Y entonces, Manuel rasgaba con mucha parsimonia una hoja de periódico, partía la mitad más pequeña en pedacitos, se los enseñaba dibujando arabescos en el aire con los dedos, la escondía dentro del resto, soplaba, y con ademanes aún más lentos, cargados de inteligencia, de misterio, desplegaba el papel que tenía arrugado dentro del puño hasta mostrar la misma hoja de periódico del principio, entera, flamante, mágica, para que Teresa y sus dos hijos, únicos espectadores de aquel prodigio, compartieran un solo asombro alborozado, aplaudiendo hasta que las manos les empezaban a doler.
—¿Cómo lo haces? —le preguntaba Julio.
—Eso no te lo puedo decir —él sonreía—. Los magos nunca revelamos nuestros trucos. A ver, elige una carta, pero no me la enseñes, enséñasela a tu madre y a tu hermana, ¿ya?, muy bien, vuelve a meterla en el mazo, donde tú quieras, yo no miro, ¿de acuerdo?
Y las dos Teresas, la mayor y la pequeña, veían la sota de oros antes de que Julio la escondiera bien, Manuel de perfil, la cabeza vuelta hacia atrás, aunque ni siquiera de frente habría podido distinguir la figura, porque su víctima la apretaba contra su palma y la tapaba con la otra mano antes de devolverla a la baraja.
—Vamos a ver… —decía entonces Manuel, mientras examinaba las cartas con el ceño fruncido para inaugurar el juego de los despistes—. Está difícil, no creas, no sé… Puede que sea el as de espadas, ¿no? No, no, ésa no es. Quizás es el siete de bastos, pero no, ésta tampoco me convence… Y si tampoco es el tres de oros, ni el cinco de copas, ni el caballo de espadas… Tiene que ser la sota de oros, ¿a que sí?
Manuel Castro era leonés, de La Bañeza, pero había abandonado su pueblo antes de cumplir seis años, cuando a su padre, que era ferroviario, le destinaron a Las Matas como jefe de estación. Al llegar a Torrelodones y a la vida de los Carrión, acababa de cumplir treinta y nueve, era socialista desde hacía casi veinte, y cuando estaba serio parecía mayor, porque tenía un rostro grave, alargado y huesudo, pero al sonreír, su cara se iluminaba como la de un niño inquieto y goloso en el instante en que desenvuelve un caramelo.
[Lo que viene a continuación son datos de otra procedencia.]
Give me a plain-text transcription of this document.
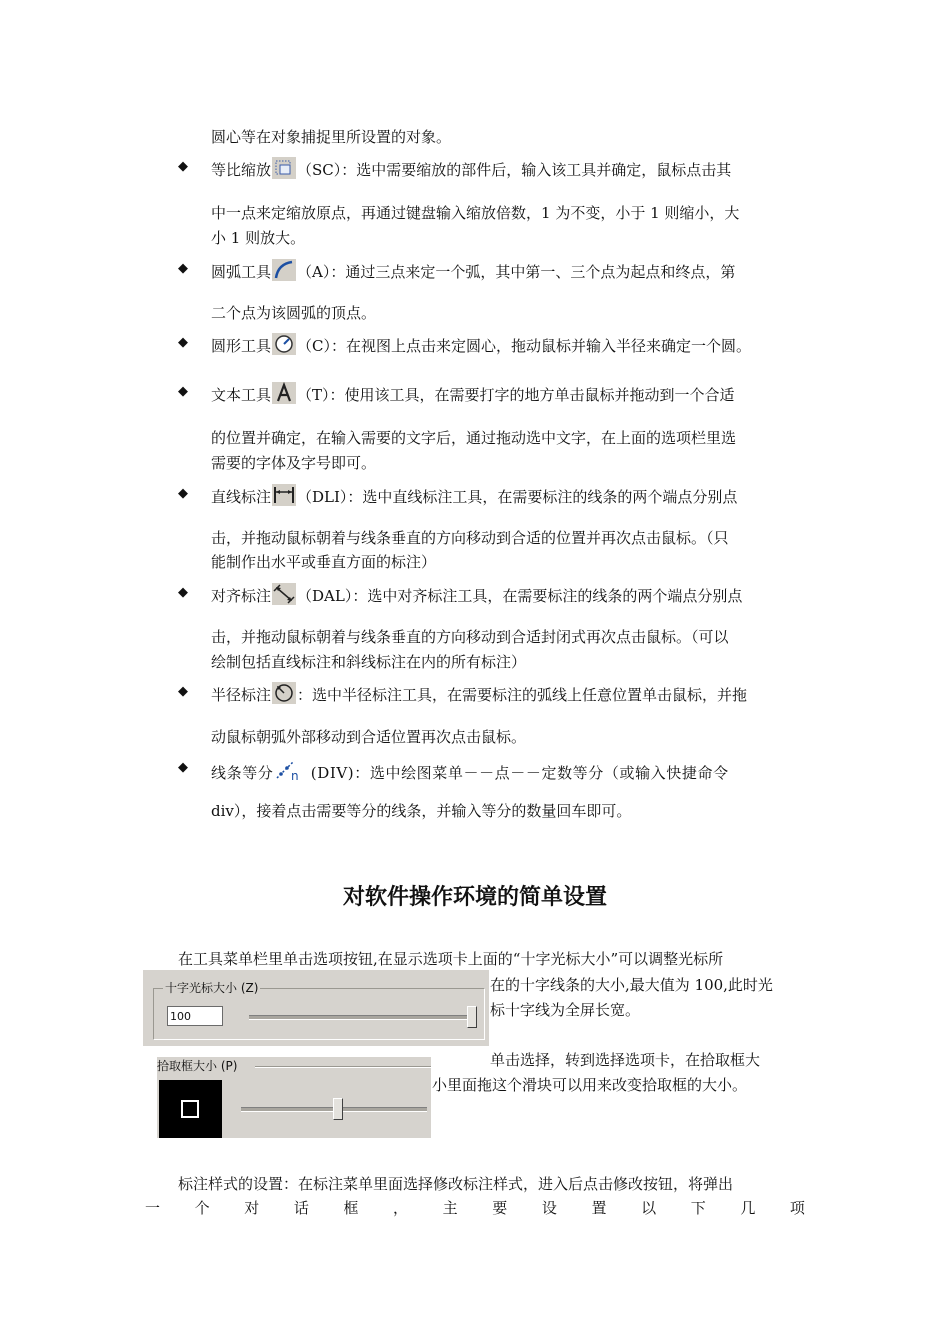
圆心等在对象捕捉里所设置的对象。
◆ 等比缩放 （SC）：选中需要缩放的部件后，输入该工具并确定，鼠标点击其
中一点来定缩放原点，再通过键盘输入缩放倍数，1 为不变，小于 1 则缩小，大
小 1 则放大。
◆ 圆弧工具 （A）：通过三点来定一个弧，其中第一、三个点为起点和终点，第
二个点为该圆弧的顶点。
◆ 圆形工具 （C）：在视图上点击来定圆心，拖动鼠标并输入半径来确定一个圆。
◆ 文本工具 （T）：使用该工具，在需要打字的地方单击鼠标并拖动到一个合适
的位置并确定，在输入需要的文字后，通过拖动选中文字，在上面的选项栏里选
需要的字体及字号即可。
◆ 直线标注 （DLI）：选中直线标注工具，在需要标注的线条的两个端点分别点
击，并拖动鼠标朝着与线条垂直的方向移动到合适的位置并再次点击鼠标。（只
能制作出水平或垂直方面的标注）
◆ 对齐标注 （DAL）：选中对齐标注工具，在需要标注的线条的两个端点分别点
击，并拖动鼠标朝着与线条垂直的方向移动到合适封闭式再次点击鼠标。（可以
绘制包括直线标注和斜线标注在内的所有标注）
◆ 半径标注 ：选中半径标注工具，在需要标注的弧线上任意位置单击鼠标，并拖
动鼠标朝弧外部移动到合适位置再次点击鼠标。
◆ 线条等分 n (DIV)：选中绘图菜单－－点－－定数等分（或输入快捷命令
div），接着点击需要等分的线条，并输入等分的数量回车即可。
对软件操作环境的简单设置
在工具菜单栏里单击选项按钮,在显示选项卡上面的“十字光标大小”可以调整光标所
在的十字线条的大小,最大值为 100,此时光
标十字线为全屏长宽。
单击选择，转到选择选项卡，在拾取框大
小里面拖这个滑块可以用来改变拾取框的大小。
标注样式的设置：在标注菜单里面选择修改标注样式，进入后点击修改按钮，将弹出
一 个 对 话 框 ， 主 要 设 置 以 下 几 项
十字光标大小 (Z)
100
拾取框大小 (P)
Más delgado que esbelto pero en absoluto frágil, convaleciente de una tuberculosis ósea que había estado a punto de acabar con él —por eso estoy aquí, aclaraba siempre, con la precipitación de las puntualizaciones trascendentales, porque no me han dejado alistarme— sin dejar huellas aparentes en su cuerpo fibroso, flexible, más duro que el bacilo que lo había atacado, tenía muchos motivos para estar preocupado, pero Julio lo veía sonreír todos los días. Su mujer y sus hijas se habían marchado a Valencia y le escribían de vez en cuando, cartas largas y minuciosas a las que contestaba cada vez con menos líneas, para no ponerse triste, pensaba él, para no ensombrecerse, para conservar los ánimos y la sonrisa que habían vuelto a hacer habitable su propia casa. A Julio le gustaba Manuel, le gustaba su fuerza porque iba por dentro, sin las baladronadas y los aspavientos ridículos que enmascaraban la debilidad de su padre, le gustaba su serenidad, esa manera de pensar despacio que lograba serenar e incluso imponerse a la vehemencia de su madre, y sobre todo le gustaba su control, la capacidad de dominar al mismo tiempo sus propias reacciones y las de los demás, sin necesidad de levantar la voz ni de hacer más trampas que las imprescindibles para que la mano siguiera siendo más rápida que la vista.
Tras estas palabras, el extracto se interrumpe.